Municipal permitting would remain under local control but be incorporated into the consolidated EFSB process. For smaller projects, all municipal permits similarly would be consolidated into a single application and approval process.

For large clean energy infrastructure projects — defined as including generation, storage, transmission and distribution infrastructure — the EFSB would be tasked with setting approval timelines that are specific to the infrastructure type, capped at 15 months after an application is deemed complete. Only the final consolidated permit could be appealed to the Massachusetts Supreme Judicial Court.

The approval timelines for small projects would be capped at 12 months. The local permitting decision could be contested with the EFSB, which would have six months to either affirm or overrule the local permitting decision.

The clean energy permitting provisions have received strong support from renewable developers.

“The solar and storage industry is glad to see lawmakers continue to push forward on common-sense reforms to reinforce the commonwealth’s place as a national clean energy leader,” Valessa Souter-Kline, the Solar Energy Industries Association’s Northeast regional director, said in a statement. “The reforms include time limits for permitting decisions, a streamlined appeals process and more predictable interconnection that will provide critical certainty for solar and storage businesses.”

Dan Dolan, president of the New England Power Generators Association, praised the approval time frames and consolidated EFSB process, adding there’s “a meaningful benefit to sending the subjective policy message that there needs to be an ‘all hands on deck’ approach to getting projects sited in the commonwealth.”

The legislation also includes funding that would help community organizations participate in EFSB and Department of Public Utilities proceedings. It would require developers to submit a cumulative impact analysis (CIA) intended “to evaluate and minimize the impacts of large clean energy infrastructure facilities in the context of existing infrastructure and conditions.”

While the CIA requirement has been a key priority of environmental justice advocates in the state, some have expressed concern the language included in the House and Senate bills is inadequate.

John Walkey, of the environmental justice group GreenRoots, said advocates are concerned the CIA definition will fail to include “a holistic consideration of all the factors that go into how environmental burdens are sited and experienced.”

“As we get ready for the conference committee, the CIA definition is still falling short,” Walkey said. “We hope that in the few opportunities that remain, the language will see the small adjustments needed to bring it in line with established practice.”

The changes also include provisions intended to contain costs associated with new electric transmission and distribution infrastructure.
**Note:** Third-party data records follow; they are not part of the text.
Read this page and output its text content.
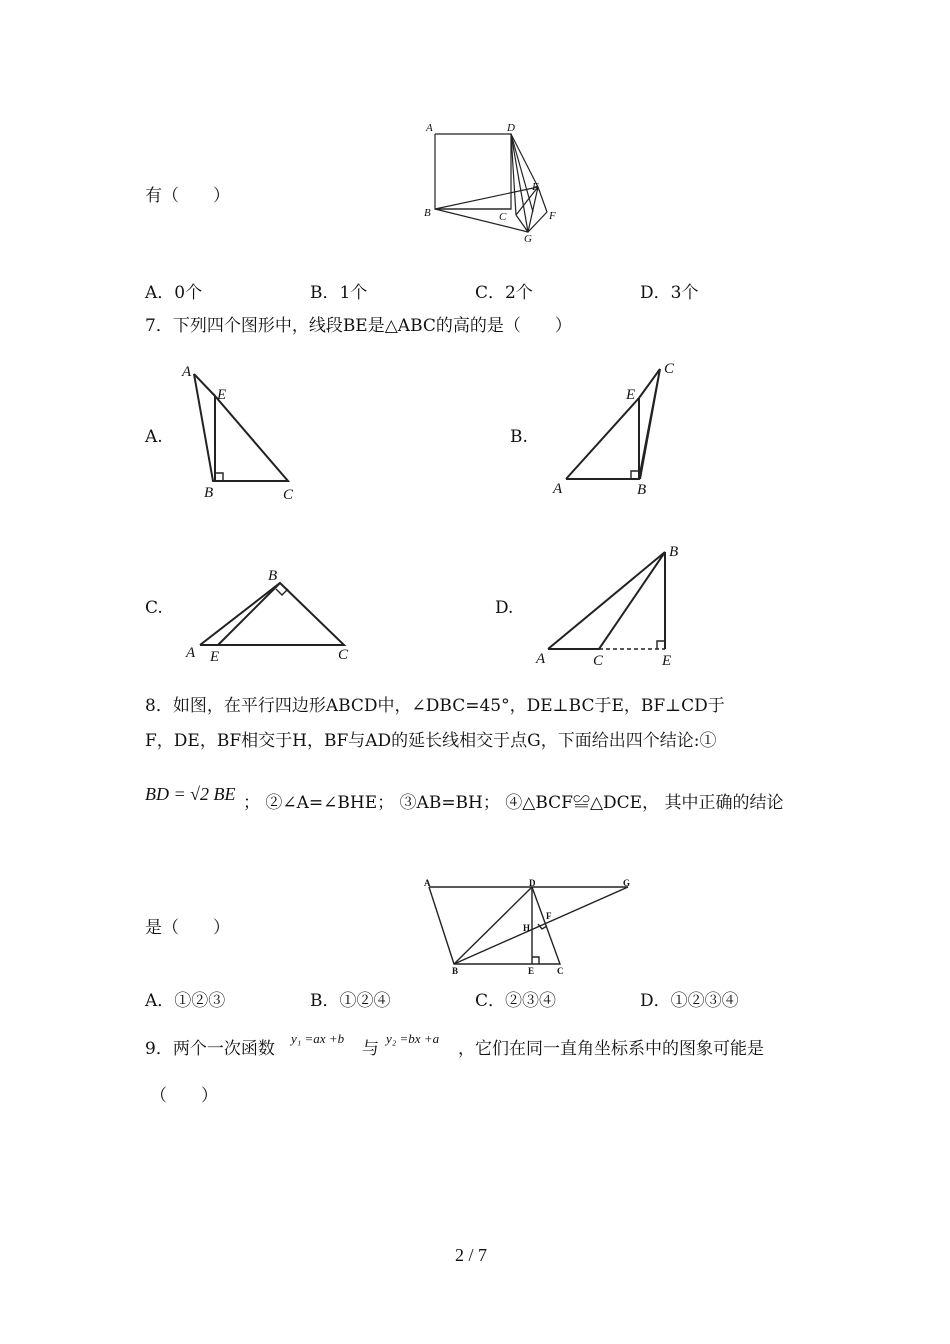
有（　　）
A	D
B	C
E
F
G
A．0个	B．1个	C．2个	D．3个
7．下列四个图形中，线段BE是△ABC的高的是（　　）
A.
A
E
B	C
B.
C
E
A	B
C.
B
A E	C
D.
B
A	C	E
8．如图，在平行四边形ABCD中，∠DBC=45°，DE⊥BC于E，BF⊥CD于
F，DE，BF相交于H，BF与AD的延长线相交于点G，下面给出四个结论:①
BD = √2 BE ； ②∠A=∠BHE； ③AB=BH； ④△BCF≌△DCE， 其中正确的结论
是（　　）
A	D	G
F
H
B	E	C
A．①②③	B．①②④	C．②③④	D．①②③④
9．两个一次函数
y₁ =ax +b
与
y₂ =bx +a
，它们在同一直角坐标系中的图象可能是
（　　）
2 / 7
Developers would be required to consider advanced transmission technologies to receive approval. (See Panelists Call for a More Holistic Approach to Advanced Transmission Tech in Mass.)

Gas utilities would be required to consider “non-pipeline alternatives, the repair or retirement of pipelines, and other alternatives” to minimize costs when evaluating solutions to system needs.

Significant Differences

There are some significant differences between the two versions of the bill, with the Senate taking a more aggressive approach to phasing out gas infrastructure.

In approving requests for gas service, the Senate bill would direct the DPU to review climate impacts and whether there are other viable alternatives to gas heating. It would authorize gas utilities to submit decommissioning proposals for portions of the gas system and terminate gas service to customers along these segments, as long as customers receive “continuous access to safe, reliable and affordable energy services,” shifting their obligation to provide gas service to residents to an obligation to provide thermal energy services.

The bill also would require annual filings from the gas distribution companies “to ensure each gas company is meeting the appropriate pace to preserve and improve public safety, improve infrastructure reliability, minimize the risk of stranded assets and reduce greenhouse gas emissions.”

“The Senate’s provisions on the gas system are really important,” said Kyle Murray of the Acadia Center, adding they would “give the DPU the tools necessary to pursue an ordered transition off of natural gas.”

Caitlin Peale Sloan of the Conservation Law Foundation said the Senate bill includes “important early steps that we could put in place now” to help decarbonize the gas system while limiting long-term costs to ratepayers.

“Nothing in this space happens quickly — ever — so that’s why it’s important to be taking action now,” Sloan said.

Other components of the Senate bill include a ban on third-party competitive electric suppliers in the state, additional funding for electric vehicle rebates, provisions intended to increase access to EV charging and a requirement for the Massachusetts Bay Transportation Authority to fully electrify commuter rail service in the state by 2030.

In contrast, the House bill largely sidesteps the issue of gas system decommissioning and would not ban the practice of competitive residential electricity supply in the state.

Instead, it focuses on promoting energy storage and would direct electric utilities to pursue competitive solicitations for up to 5,000 MW of energy storage, including 750 MW of long-duration storage (between 10 and 24 hours) and 750 MW of multiday storage (greater than 24 hours).

The bill also includes language to promote advanced metering infrastructure, scale up a network of fast EV charging hubs across the state and create a study into the “feasibility of the electric vehicle-only sales mandate, which becomes effective in 2035.”

Both bills also include provisions that would enable additional procurement of clean energy. The House bill would authorize long-term contracts (up to 30 years) for up to 9,450 GWh of clean energy, while the Senate bill would give the Department of Energy Resources broad discretion to procure clean energy as needed to meet the state’s statutory climate targets.

Despite the differences in the bills, top legislators from the House and Senate have indicated they expect to reach some compromise by the end of the session.

“These are long bills; it will be interesting to see what shakes out,” Sloan said. “It’s still just the tip of the iceberg of what needs to be done on climate.”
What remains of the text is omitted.